A meteor from the annual Perseid meteor shower falls from space over ruins at Fort Churchill State Historic Park on Sunday, Aug. 12, 2012, in Silver Springs, Nev. (Kevin Clifford/AP)
A meteor from the annual Perseid meteor shower falls from space over ruins at Fort Churchill State Historic Park on Sunday, Aug. 12, 2012, in Silver Springs, Nev. (Kevin Clifford/AP)

The annual Perseid meteor shower will be most visible on Sunday and Monday.

The best visibility in North America will be between 1 a.m. and dawn Eastern time, weather permitting.

“You want to get somewhere where it’s dark — no street lights or porch lights in your view. No telescopes are needed. Just look up where it’s really dark in the sky, and let it happen,” veteran space reporter J. Kelly Beatty told Here & Now.

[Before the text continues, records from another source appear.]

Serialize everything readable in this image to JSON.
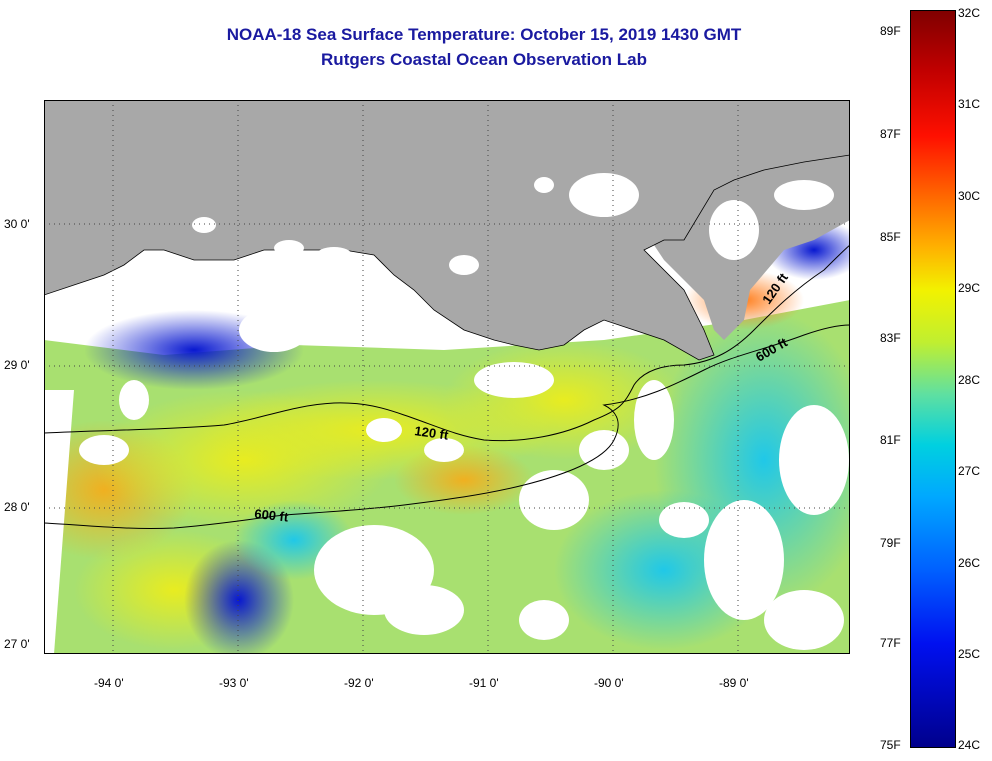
{
  "title": "NOAA-18 Sea Surface Temperature:  October 15, 2019 1430 GMT",
  "subtitle": "Rutgers Coastal Ocean Observation Lab",
  "map": {
    "lat_labels": [
      "30 0'",
      "29 0'",
      "28 0'",
      "27 0'"
    ],
    "lon_labels": [
      "-94 0'",
      "-93 0'",
      "-92 0'",
      "-91 0'",
      "-90 0'",
      "-89 0'"
    ],
    "contours": [
      "120 ft",
      "600 ft",
      "120 ft",
      "600 ft"
    ],
    "colors": {
      "land": "#a8a8a8",
      "clouds": "#ffffff"
    }
  },
  "colorbar": {
    "fahrenheit": [
      "89F",
      "87F",
      "85F",
      "83F",
      "81F",
      "79F",
      "77F",
      "75F"
    ],
    "celsius": [
      "32C",
      "31C",
      "30C",
      "29C",
      "28C",
      "27C",
      "26C",
      "25C",
      "24C"
    ]
  }
}
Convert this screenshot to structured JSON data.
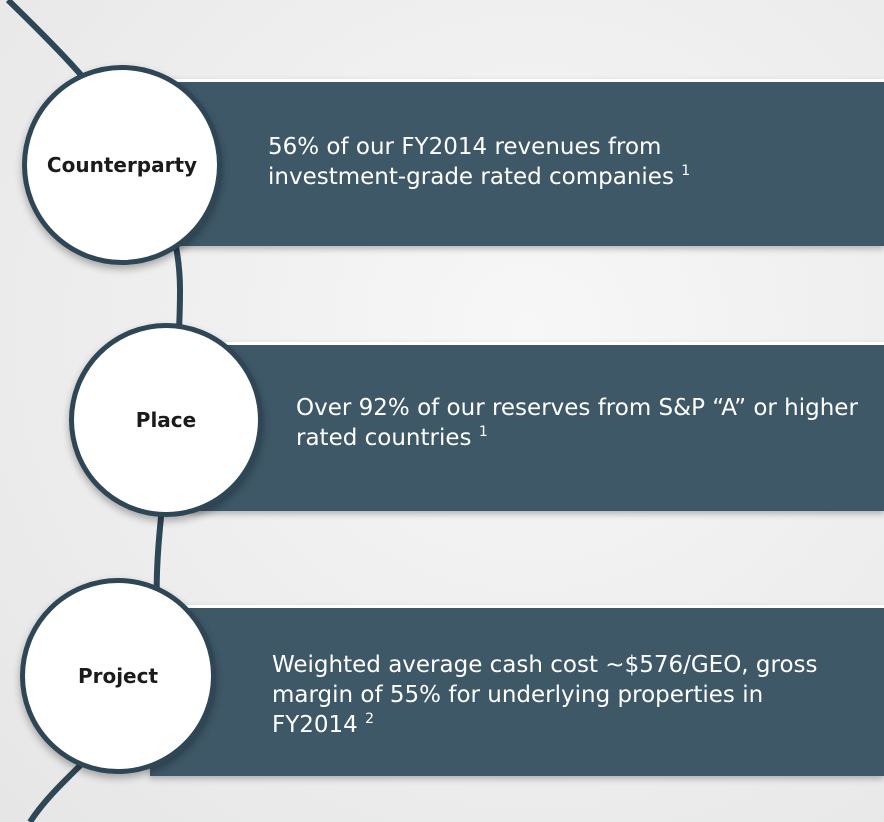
{
  "items": [
    {
      "label": "Counterparty",
      "text": "56% of our FY2014 revenues from investment-grade rated companies",
      "footnote": "1"
    },
    {
      "label": "Place",
      "text": "Over 92% of our reserves from S&P “A” or higher rated countries",
      "footnote": "1"
    },
    {
      "label": "Project",
      "text": "Weighted average cash cost ~$576/GEO, gross margin of 55% for underlying properties in FY2014",
      "footnote": "2"
    }
  ]
}
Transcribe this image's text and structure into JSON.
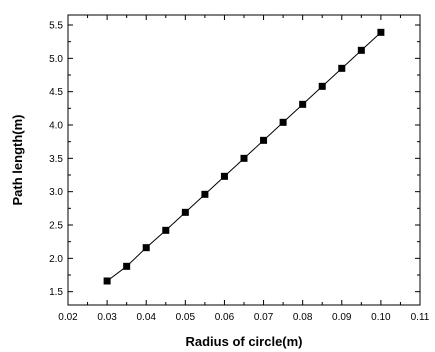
{
  "chart_data": {
    "type": "line",
    "title": "",
    "xlabel": "Radius of circle(m)",
    "ylabel": "Path length(m)",
    "xlim": [
      0.02,
      0.11
    ],
    "ylim": [
      1.3,
      5.65
    ],
    "x_ticks": [
      "0.02",
      "0.03",
      "0.04",
      "0.05",
      "0.06",
      "0.07",
      "0.08",
      "0.09",
      "0.10",
      "0.11"
    ],
    "y_ticks": [
      "1.5",
      "2.0",
      "2.5",
      "3.0",
      "3.5",
      "4.0",
      "4.5",
      "5.0",
      "5.5"
    ],
    "grid": false,
    "legend": "none",
    "marker": "square",
    "series": [
      {
        "x": [
          0.03,
          0.035,
          0.04,
          0.045,
          0.05,
          0.055,
          0.06,
          0.065,
          0.07,
          0.075,
          0.08,
          0.085,
          0.09,
          0.095,
          0.1
        ],
        "values": [
          1.66,
          1.88,
          2.16,
          2.42,
          2.69,
          2.96,
          3.23,
          3.5,
          3.77,
          4.04,
          4.31,
          4.58,
          4.85,
          5.12,
          5.39
        ],
        "color": "#000000"
      }
    ]
  }
}
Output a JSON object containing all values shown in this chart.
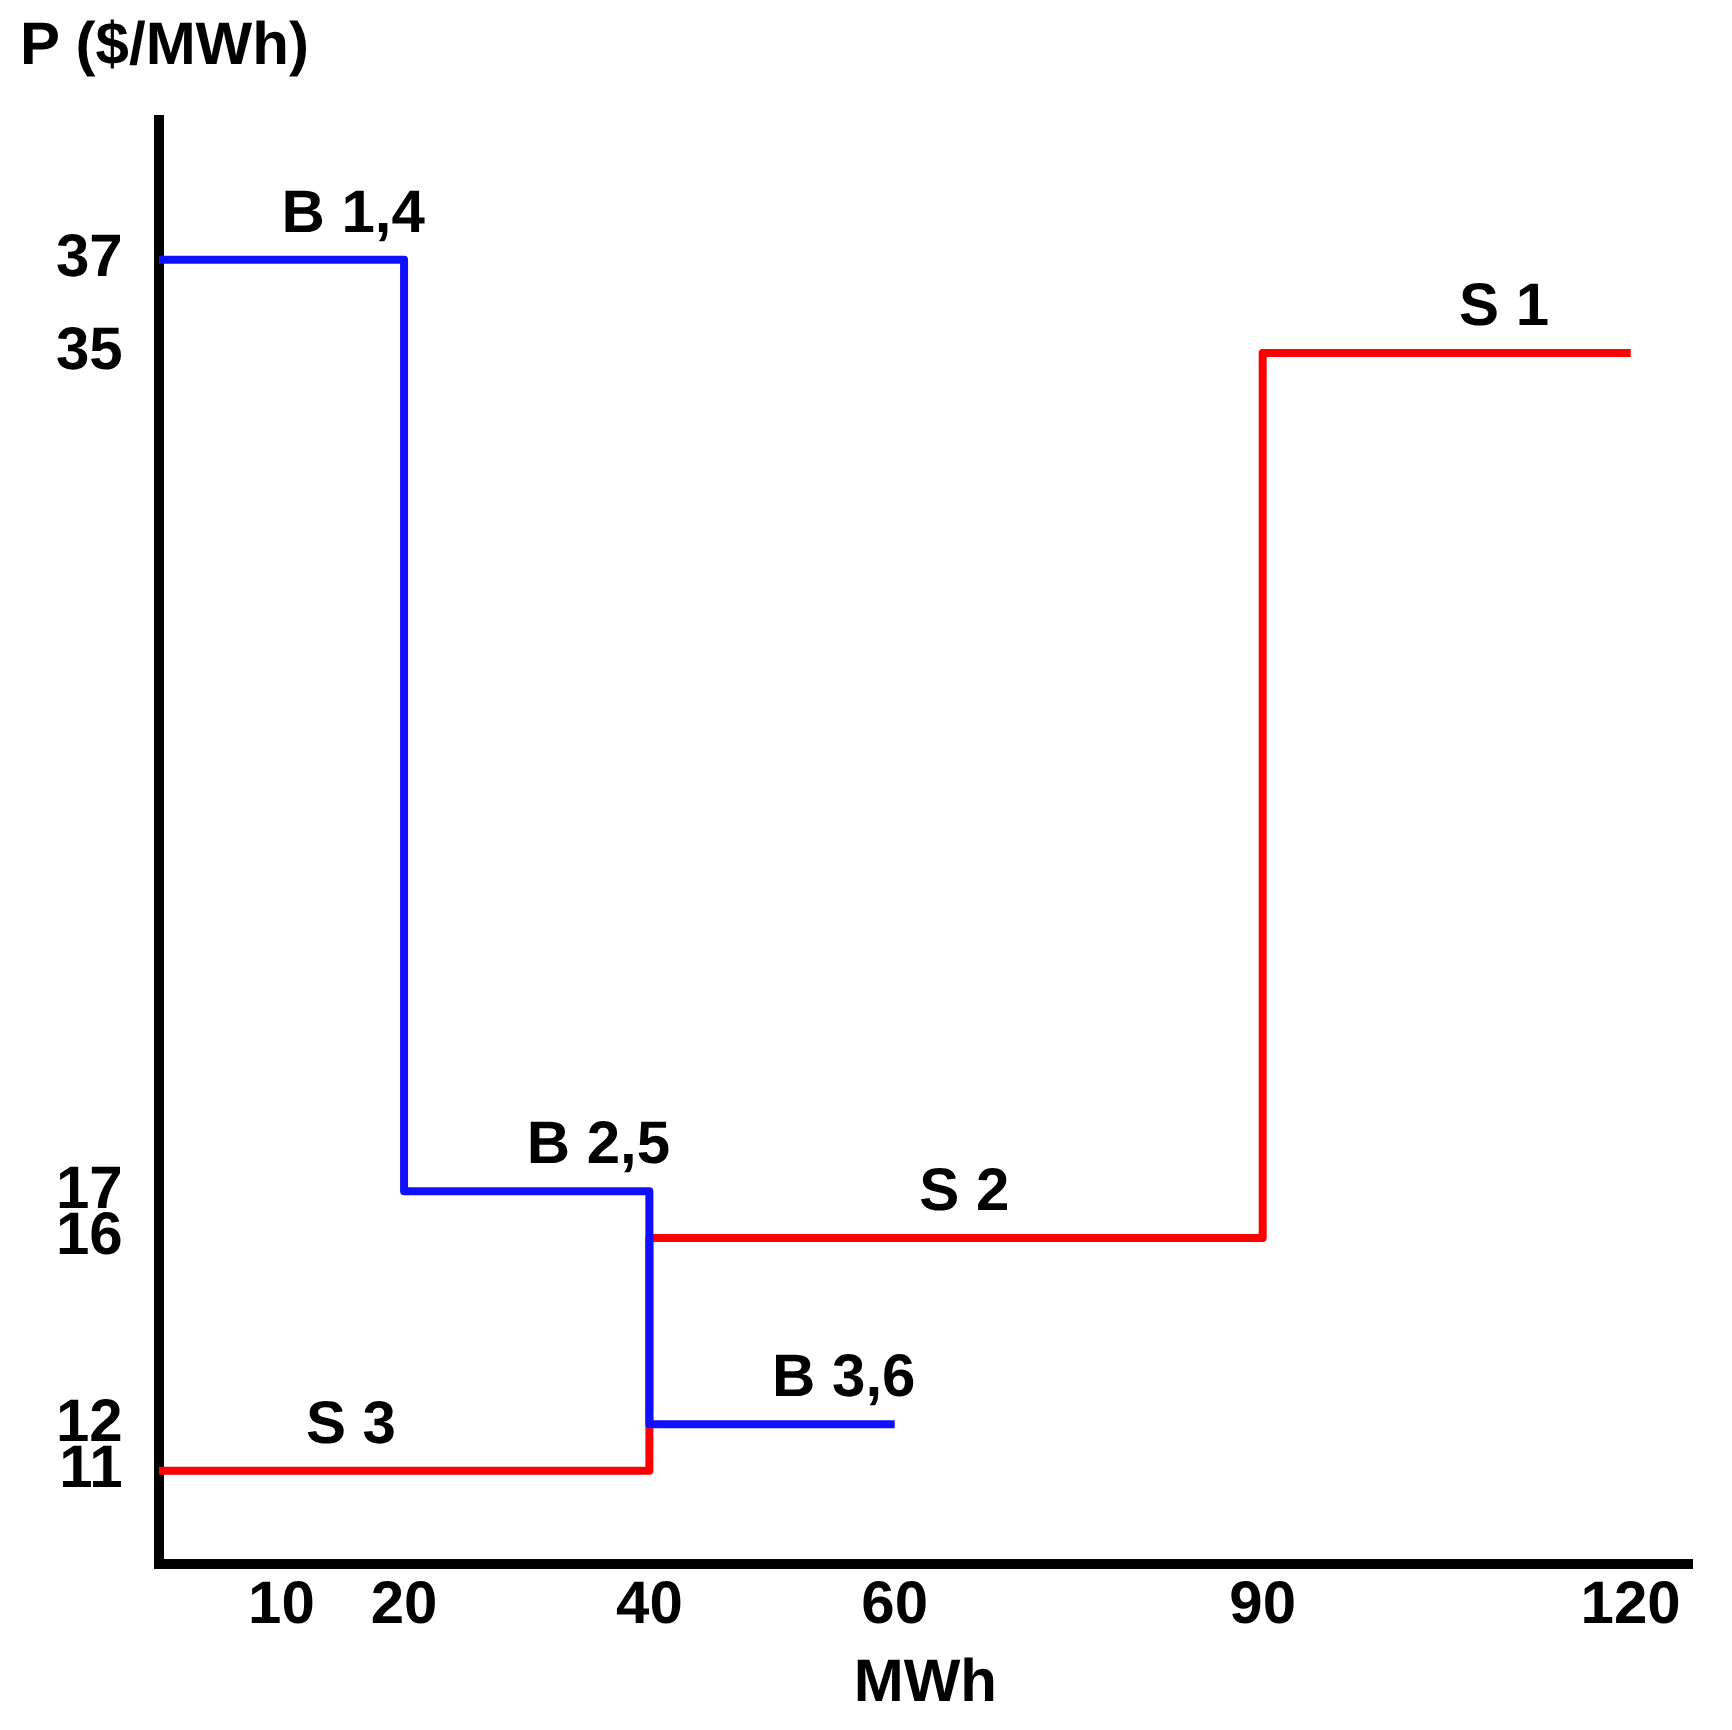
{
  "chart_data": {
    "type": "step",
    "xlabel": "MWh",
    "ylabel": "P ($/MWh)",
    "xlim": [
      0,
      125
    ],
    "xticks": [
      10,
      20,
      40,
      60,
      90,
      120
    ],
    "ylim": [
      9,
      40
    ],
    "yticks": [
      11,
      12,
      16,
      17,
      35,
      37
    ],
    "grid": false,
    "legend": false,
    "marker": "none",
    "line_style": "solid",
    "series": [
      {
        "color": "#1010ff",
        "x": [
          0,
          20,
          40,
          60
        ],
        "values": [
          37,
          17,
          12,
          12
        ]
      },
      {
        "color": "#ff0000",
        "x": [
          0,
          40,
          90,
          120
        ],
        "values": [
          11,
          16,
          35,
          35
        ]
      }
    ],
    "annotations": [
      {
        "text": "B 1,4",
        "x": 10,
        "y": 37
      },
      {
        "text": "B 2,5",
        "x": 30,
        "y": 17
      },
      {
        "text": "B 3,6",
        "x": 50,
        "y": 12
      },
      {
        "text": "S 3",
        "x": 12,
        "y": 11
      },
      {
        "text": "S 2",
        "x": 62,
        "y": 16
      },
      {
        "text": "S 1",
        "x": 106,
        "y": 35
      }
    ]
  }
}
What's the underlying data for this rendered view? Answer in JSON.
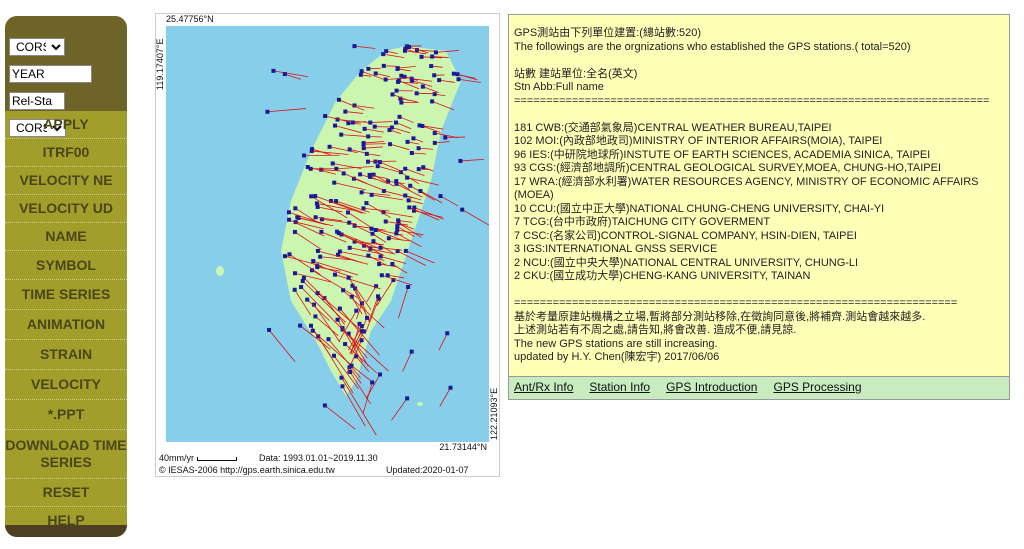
{
  "sidebar": {
    "network_select": "CORS",
    "time_input": "YEAR",
    "ref_input": "Rel-Sta",
    "ref_select": "CORS",
    "items": [
      "APPLY",
      "ITRF00",
      "VELOCITY NE",
      "VELOCITY UD",
      "NAME",
      "SYMBOL",
      "TIME SERIES",
      "ANIMATION",
      "STRAIN",
      "VELOCITY",
      "*.PPT",
      "DOWNLOAD TIME SERIES",
      "RESET",
      "HELP"
    ]
  },
  "map": {
    "north_lat": "25.47756°N",
    "south_lat": "21.73144°N",
    "west_lon": "119.17407°E",
    "east_lon": "122.21093°E",
    "scale_label": "40mm/yr",
    "data_range": "Data: 1993.01.01~2019.11.30",
    "copyright": "© IESAS-2006 http://gps.earth.sinica.edu.tw",
    "updated": "Updated:2020-01-07",
    "colors": {
      "ocean": "#87ceeb",
      "land": "#ccf5b0",
      "arrow": "#dd1111",
      "station": "#1a1a99"
    }
  },
  "info": {
    "lines": [
      "GPS測站由下列單位建置:(總站數:520)",
      "The followings are the orgnizations who established the GPS stations.( total=520)",
      "",
      "站數 建站單位:全名(英文)",
      "Stn Abb:Full name",
      "==========================================================================",
      "",
      "181 CWB:(交通部氣象局)CENTRAL WEATHER BUREAU,TAIPEI",
      "102 MOI:(內政部地政司)MINISTRY OF INTERIOR AFFAIRS(MOIA), TAIPEI",
      "96 IES:(中研院地球所)INSTUTE OF EARTH SCIENCES, ACADEMIA SINICA, TAIPEI",
      "93 CGS:(經濟部地調所)CENTRAL GEOLOGICAL SURVEY,MOEA, CHUNG-HO,TAIPEI",
      "17 WRA:(經濟部水利署)WATER RESOURCES AGENCY, MINISTRY OF ECONOMIC AFFAIRS (MOEA)",
      "10 CCU:(國立中正大學)NATIONAL CHUNG-CHENG UNIVERSITY, CHAI-YI",
      "7 TCG:(台中市政府)TAICHUNG CITY GOVERMENT",
      "7 CSC:(名家公司)CONTROL-SIGNAL COMPANY, HSIN-DIEN, TAIPEI",
      "3 IGS:INTERNATIONAL GNSS SERVICE",
      "2 NCU:(國立中央大學)NATIONAL CENTRAL UNIVERSITY, CHUNG-LI",
      "2 CKU:(國立成功大學)CHENG-KANG UNIVERSITY, TAINAN",
      "",
      "=====================================================================",
      "基於考量原建站機構之立場,暫將部分測站移除,在徵詢同意後,將補齊.測站會越來越多.",
      "上述測站若有不周之處,請告知,將會改善. 造成不便,請見諒.",
      "The new GPS stations are still increasing.",
      "updated by H.Y. Chen(陳宏宇) 2017/06/06"
    ],
    "links": [
      "Ant/Rx Info",
      "Station Info",
      "GPS Introduction",
      "GPS Processing"
    ]
  }
}
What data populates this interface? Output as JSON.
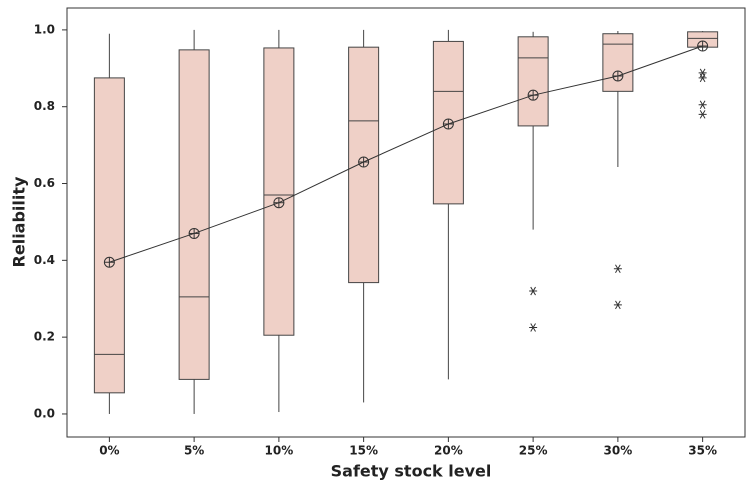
{
  "chart_data": {
    "type": "box",
    "xlabel": "Safety stock level",
    "ylabel": "Reliability",
    "categories": [
      "0%",
      "5%",
      "10%",
      "15%",
      "20%",
      "25%",
      "30%",
      "35%"
    ],
    "boxes": [
      {
        "min": 0.0,
        "q1": 0.055,
        "median": 0.155,
        "q3": 0.875,
        "max": 0.99,
        "mean": 0.395,
        "outliers": []
      },
      {
        "min": 0.0,
        "q1": 0.09,
        "median": 0.305,
        "q3": 0.948,
        "max": 1.0,
        "mean": 0.47,
        "outliers": []
      },
      {
        "min": 0.005,
        "q1": 0.205,
        "median": 0.57,
        "q3": 0.953,
        "max": 1.0,
        "mean": 0.55,
        "outliers": []
      },
      {
        "min": 0.03,
        "q1": 0.342,
        "median": 0.763,
        "q3": 0.955,
        "max": 1.0,
        "mean": 0.656,
        "outliers": []
      },
      {
        "min": 0.09,
        "q1": 0.547,
        "median": 0.84,
        "q3": 0.97,
        "max": 1.0,
        "mean": 0.755,
        "outliers": []
      },
      {
        "min": 0.48,
        "q1": 0.75,
        "median": 0.927,
        "q3": 0.982,
        "max": 0.995,
        "mean": 0.83,
        "outliers": [
          0.32,
          0.225
        ]
      },
      {
        "min": 0.643,
        "q1": 0.84,
        "median": 0.963,
        "q3": 0.99,
        "max": 0.997,
        "mean": 0.88,
        "outliers": [
          0.378,
          0.284
        ]
      },
      {
        "min": 0.955,
        "q1": 0.955,
        "median": 0.978,
        "q3": 0.995,
        "max": 0.997,
        "mean": 0.958,
        "outliers": [
          0.888,
          0.875,
          0.805,
          0.78
        ]
      }
    ],
    "color": "#efd0c7",
    "edge_color": "#444444",
    "ylim": [
      -0.06,
      1.057
    ],
    "yticks": [
      {
        "value": 0,
        "label": "0.0"
      },
      0.2,
      0.4,
      0.6,
      0.8,
      {
        "value": 1,
        "label": "1.0"
      }
    ],
    "grid": false
  }
}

The meteors themselves are tiny — about the size of Grape-Nuts, Beatty said.

“These are little bits that enter the Earth’s atmosphere, burn up 50 miles up and create a brief streak of light. If you’ve a really dark place like in Maine, you might see one a minute. Maybe one every two minutes. And it will be a show that goes on all night long, beginning 9 or 10 o’clock but getting better as the hours go on before dawn,” he said.

Why are we seeing so many meteors right now?

“This comet is going around the sun in a long looping orbit, and every August — like clockwork — the Earth plows through the orbit of that comet. And that’s when we get peppered with these little things.”